It’s hard to believe that it’s been two years, as it seems longer. It’s been a rollercoaster of emotions, highs and lows, and regaining skills. For over a year I struggled on my own to cope with my wildly changing emotions. It ranged from depression, regret, awe, joy, worry, and occasionally confidence and surety that I’d made the right decision.
There were a lot of frustrations with family and friends not understanding my needs, or that I had a long road ahead. Once I resumed writing last fall, that started to make a difference, and I have learned it has helped others like me as well.

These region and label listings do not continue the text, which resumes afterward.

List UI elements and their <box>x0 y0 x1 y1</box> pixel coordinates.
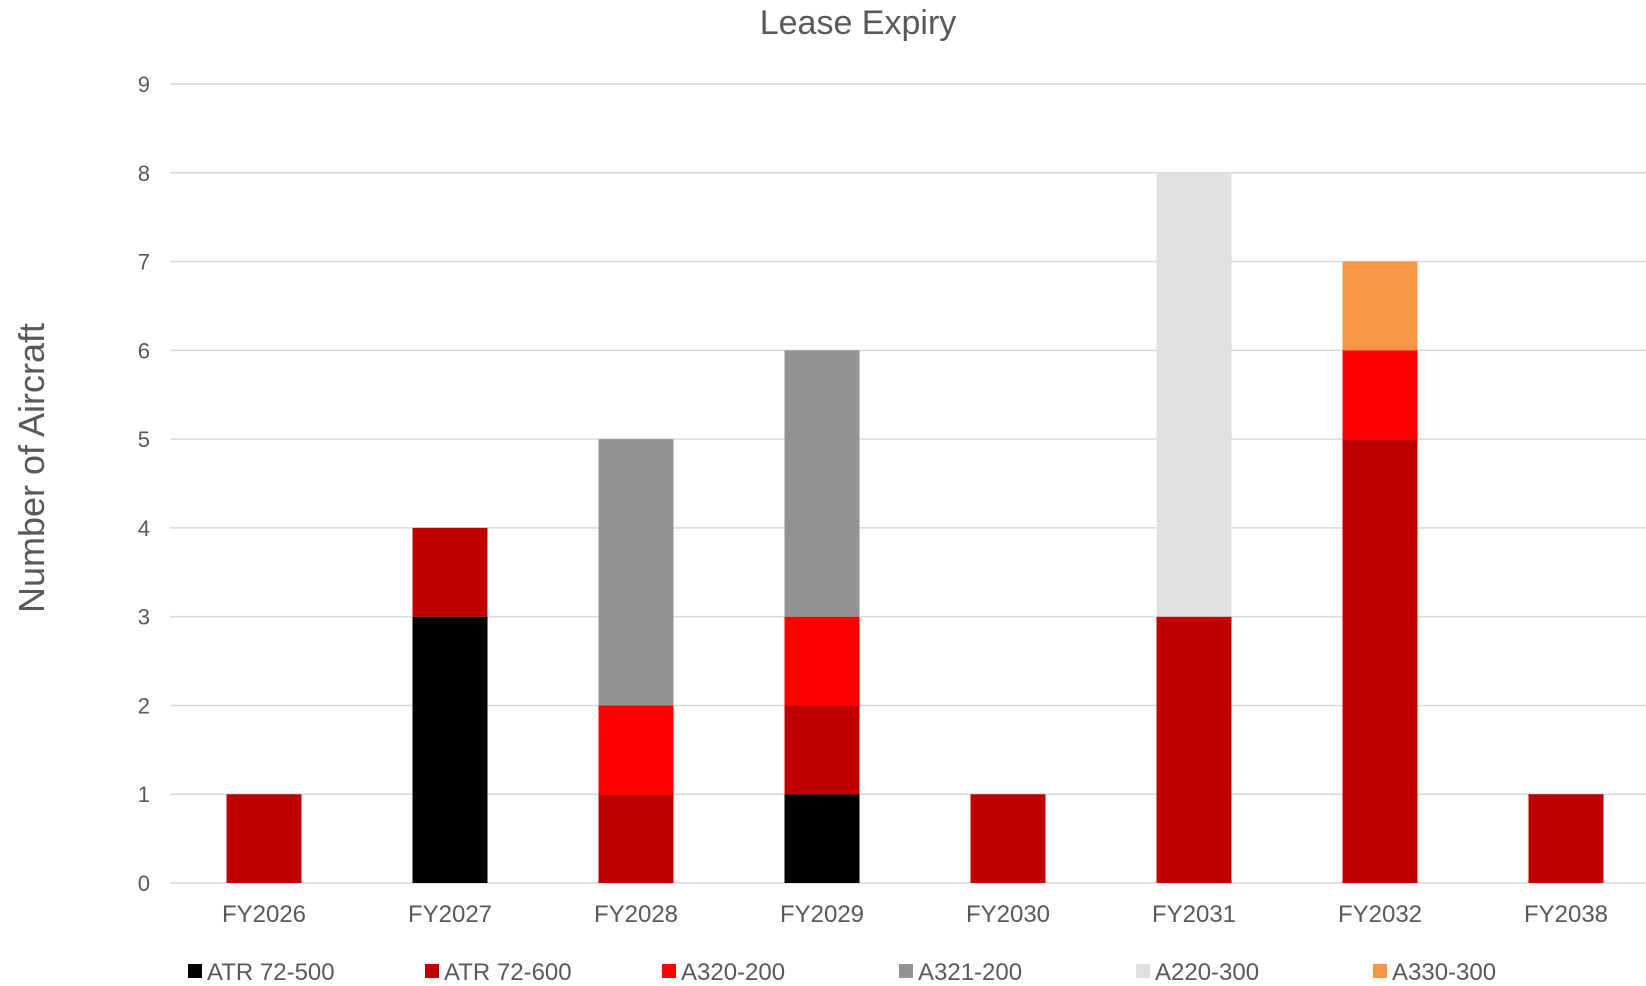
legend-swatch <box>1136 964 1150 978</box>
bar-segment <box>1156 616 1232 883</box>
x-tick-label: FY2032 <box>1338 901 1422 928</box>
bar-segment <box>1156 172 1232 617</box>
bar-segment <box>598 439 674 706</box>
y-tick-label: 2 <box>138 693 150 718</box>
legend-swatch <box>662 964 676 978</box>
bar-segment <box>412 616 488 883</box>
bar-segment <box>784 794 860 883</box>
gridlines <box>170 83 1646 884</box>
bar-segment <box>412 527 488 617</box>
x-tick-label: FY2029 <box>780 901 864 928</box>
bar-segment <box>784 705 860 795</box>
bar-segment <box>784 616 860 706</box>
legend-label: ATR 72-500 <box>207 959 335 986</box>
bar-segment <box>1342 261 1418 351</box>
bar-segment <box>1528 794 1604 883</box>
legend-swatch <box>899 964 913 978</box>
y-tick-label: 7 <box>138 250 150 275</box>
bar-segment <box>1342 439 1418 883</box>
y-tick-label: 9 <box>138 72 150 97</box>
bar-segment <box>970 794 1046 883</box>
x-tick-label: FY2027 <box>408 901 492 928</box>
x-tick-label: FY2026 <box>222 901 306 928</box>
legend: ATR 72-500 ATR 72-600 A320-200 A321-200 A220… <box>188 959 1496 986</box>
y-tick-labels: 0 1 2 3 4 5 6 7 8 9 <box>138 72 150 896</box>
legend-swatch <box>1373 964 1387 978</box>
x-tick-label: FY2031 <box>1152 901 1236 928</box>
y-tick-label: 6 <box>138 338 150 363</box>
bar-segment <box>226 794 302 883</box>
y-tick-label: 3 <box>138 605 150 630</box>
legend-swatch <box>188 964 202 978</box>
y-tick-label: 8 <box>138 161 150 186</box>
bar-segment <box>598 794 674 883</box>
bar-segment <box>1342 350 1418 440</box>
y-tick-label: 5 <box>138 427 150 452</box>
bars <box>226 172 1604 883</box>
bar-segment <box>598 705 674 795</box>
chart-title: Lease Expiry <box>760 4 957 42</box>
y-tick-label: 1 <box>138 782 150 807</box>
y-tick-label: 0 <box>138 871 150 896</box>
x-tick-label: FY2028 <box>594 901 678 928</box>
legend-label: A321-200 <box>918 959 1022 986</box>
legend-label: A220-300 <box>1155 959 1259 986</box>
x-tick-label: FY2038 <box>1524 901 1608 928</box>
x-tick-label: FY2030 <box>966 901 1050 928</box>
legend-label: A320-200 <box>681 959 785 986</box>
legend-label: A330-300 <box>1392 959 1496 986</box>
legend-swatch <box>425 964 439 978</box>
y-axis-label: Number of Aircraft <box>11 323 52 613</box>
x-tick-labels: FY2026 FY2027 FY2028 FY2029 FY2030 FY2031 FY20… <box>222 901 1608 928</box>
y-tick-label: 4 <box>138 516 150 541</box>
bar-segment <box>784 350 860 617</box>
legend-label: ATR 72-600 <box>444 959 572 986</box>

I also wasn’t sure how much progress I was making. My one year post activation booth test was disheartening. Then I had an opportunity to participate in an auditory verbal therapy study. I turned the corner soon after and began making better progress. My toddler was developing his own speech at that time so it became a benefit to us both. I used my developing listening and hearing skills to pick out new words and sounds he was attempting which allowed me to reinforce his efforts. We both still have a ways to go, but I am pleased with our progress so far.
I received my hearing aid back from repairs and once I acclimated to hearing in the left ear again after a year of no sound, I began training that ear as well. While I cannot pick up high frequency speech sounds with the hearing aid as I do with the cochlear implant, I still noticed an improvement.
I was recently asked about my perspective on having the cochlear implant, and the pros and cons to it by a friend’s daughter for a college essay. It’s different for everyone, but the majority of us experience the same roller coaster ride of emotions leading to the surgery and the months after. Keeping one expectations realistic is important, but difficult, since we basically want to go from zero to sixty PRONTO. The biggest con is the time it takes to achieve the goals we set by getting the implant. How much time it takes is dependent on a variety of factors like previous hearing history of that ear, the rehabilitation we do (if at all), the support we have or lack thereof from family, friends and even the professionals we work with during this time. The biggest pro is the gains in sounds, speech comprehension and quality of life.
So although I still have a lot of work ahead of me, I have finally gotten to the point where I know that I made the right decision for myself. So to anyone reading this, wondering whether it’s worth the highs and lows, the trials to get the cochlear implant, my answer is: YES, IT ABSOLUTELY IS WORTH IT.